Evet. Sinan’la o konuda üstümüze düşeni yerine getirdik. Arkadaşlarım şaşırıyor çünkü biz normal boşanan çiftler gibi değiliz. Aramızda tartışma yok ve sık sık bir araya geliyoruz. Hafta sonu oğlum ve Sinan’la yemek yiyip sinemaya gidiyoruz. Bu yüzden oğlum boşanma travmasını pek yaşamadı. Babası da onunla çok ilgili.

KIRGINLIKLARIMI İÇİME ATIYORUM

- Boşanma sürecinde Sinan Bey’le dengeleri sanırım sen kurdun?

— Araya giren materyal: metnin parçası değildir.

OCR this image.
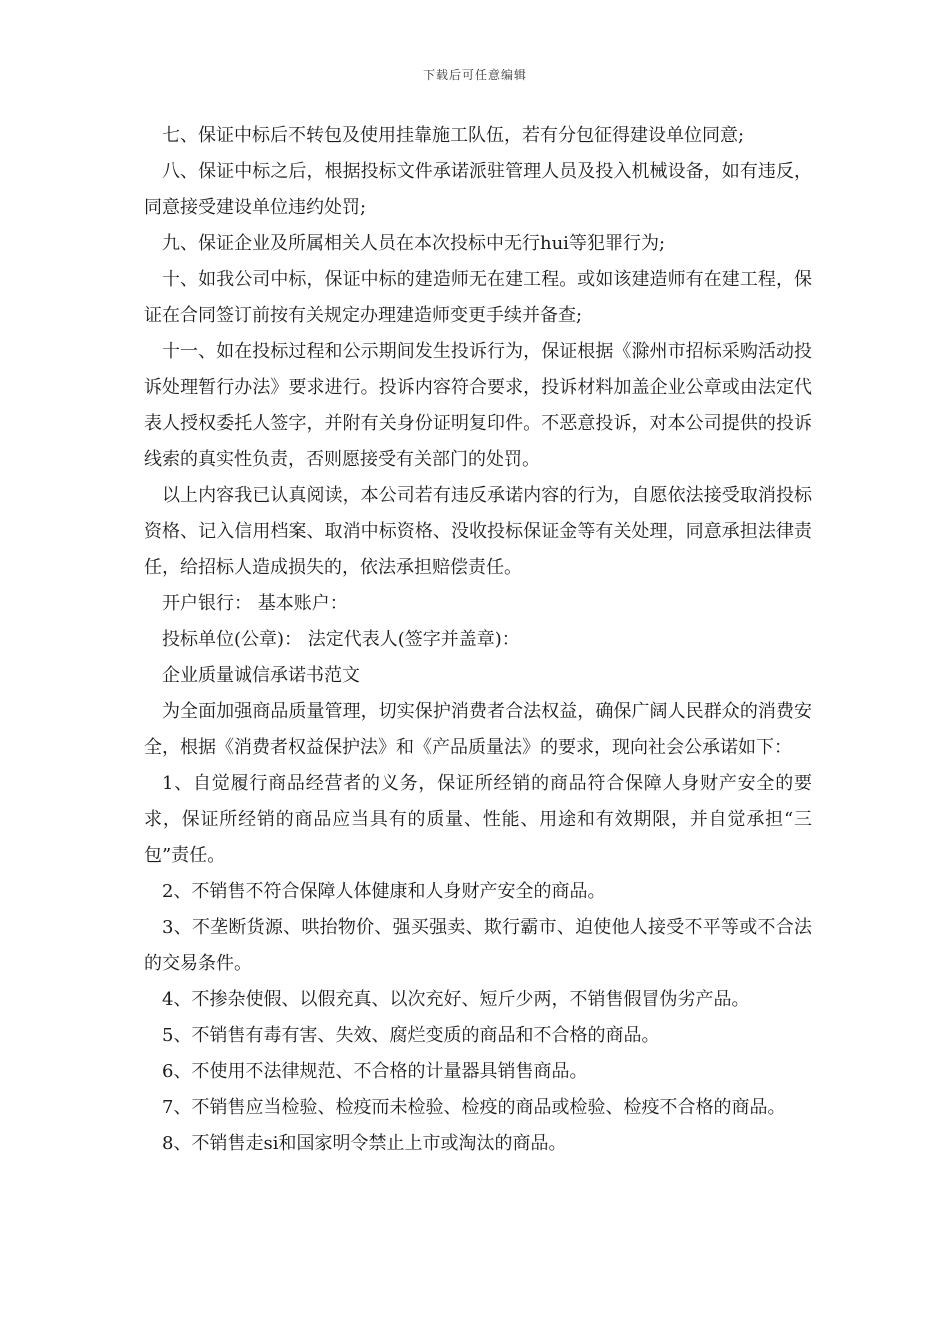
下载后可任意编辑

七、保证中标后不转包及使用挂靠施工队伍，若有分包征得建设单位同意;

八、保证中标之后，根据投标文件承诺派驻管理人员及投入机械设备，如有违反，同意接受建设单位违约处罚;

九、保证企业及所属相关人员在本次投标中无行hui等犯罪行为;

十、如我公司中标，保证中标的建造师无在建工程。或如该建造师有在建工程，保证在合同签订前按有关规定办理建造师变更手续并备查;

十一、如在投标过程和公示期间发生投诉行为，保证根据《滁州市招标采购活动投诉处理暂行办法》要求进行。投诉内容符合要求，投诉材料加盖企业公章或由法定代表人授权委托人签字，并附有关身份证明复印件。不恶意投诉，对本公司提供的投诉线索的真实性负责，否则愿接受有关部门的处罚。

以上内容我已认真阅读，本公司若有违反承诺内容的行为，自愿依法接受取消投标资格、记入信用档案、取消中标资格、没收投标保证金等有关处理，同意承担法律责任，给招标人造成损失的，依法承担赔偿责任。

开户银行： 基本账户：

投标单位(公章)： 法定代表人(签字并盖章)：

企业质量诚信承诺书范文

为全面加强商品质量管理，切实保护消费者合法权益，确保广阔人民群众的消费安全，根据《消费者权益保护法》和《产品质量法》的要求，现向社会公承诺如下：

1、自觉履行商品经营者的义务，保证所经销的商品符合保障人身财产安全的要求，保证所经销的商品应当具有的质量、性能、用途和有效期限，并自觉承担“三包”责任。

2、不销售不符合保障人体健康和人身财产安全的商品。

3、不垄断货源、哄抬物价、强买强卖、欺行霸市、迫使他人接受不平等或不合法的交易条件。

4、不掺杂使假、以假充真、以次充好、短斤少两，不销售假冒伪劣产品。

5、不销售有毒有害、失效、腐烂变质的商品和不合格的商品。

6、不使用不法律规范、不合格的计量器具销售商品。

7、不销售应当检验、检疫而未检验、检疫的商品或检验、检疫不合格的商品。

8、不销售走si和国家明令禁止上市或淘汰的商品。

Kızıp kırılacağım o kadar çok şey var ki. Aslında Sinan’la hiç görüşmemem gerekir. Ama ortada çocuk var. Alttan alıp içime atıyorum. Babasıyla zor günler geçirdiğim, haksızlığa uğradığım zaman da Demir'e hep babasıyla ilgili iyi konuştum. Aynı şekilde Sinan da benim için… Evliyken bile bir kere bile ses yükselmedi. Kavga olmadı.

- Demir, “Kavga olmadı, neden ayrıldınız?” diye sormadı mı?

Çocuğun kafası karıştı. Ona, artık babasına aşkımın kalmadığını ve onu sadece arkadaş olarak gördüğümü söyledim. “Senin nasıl ki iyi vakit geçirdiğin arkadaşların var, baban da artık benim için öyle birisi” diyerek durumu anlattım. Sonunda o da anladı. Artık hiç sorunumuz yok.

- Sinan Bey'e kızgınlığın geçti mi?

Geçmedi. Elbette hala süren kızgınlık ve kırgınlıklarım var. Ancak içime atıyorum. Çünkü ben bunları dile getiremiyorum. Oğlum  için fedakarlık yapıyorum. Sadece Sinan’a karşı değil, kimseyle küs kalamıyorum. Ancak ortak noktamız olan oğlumuzun psikolojisi olunca denge kurmayı başardık.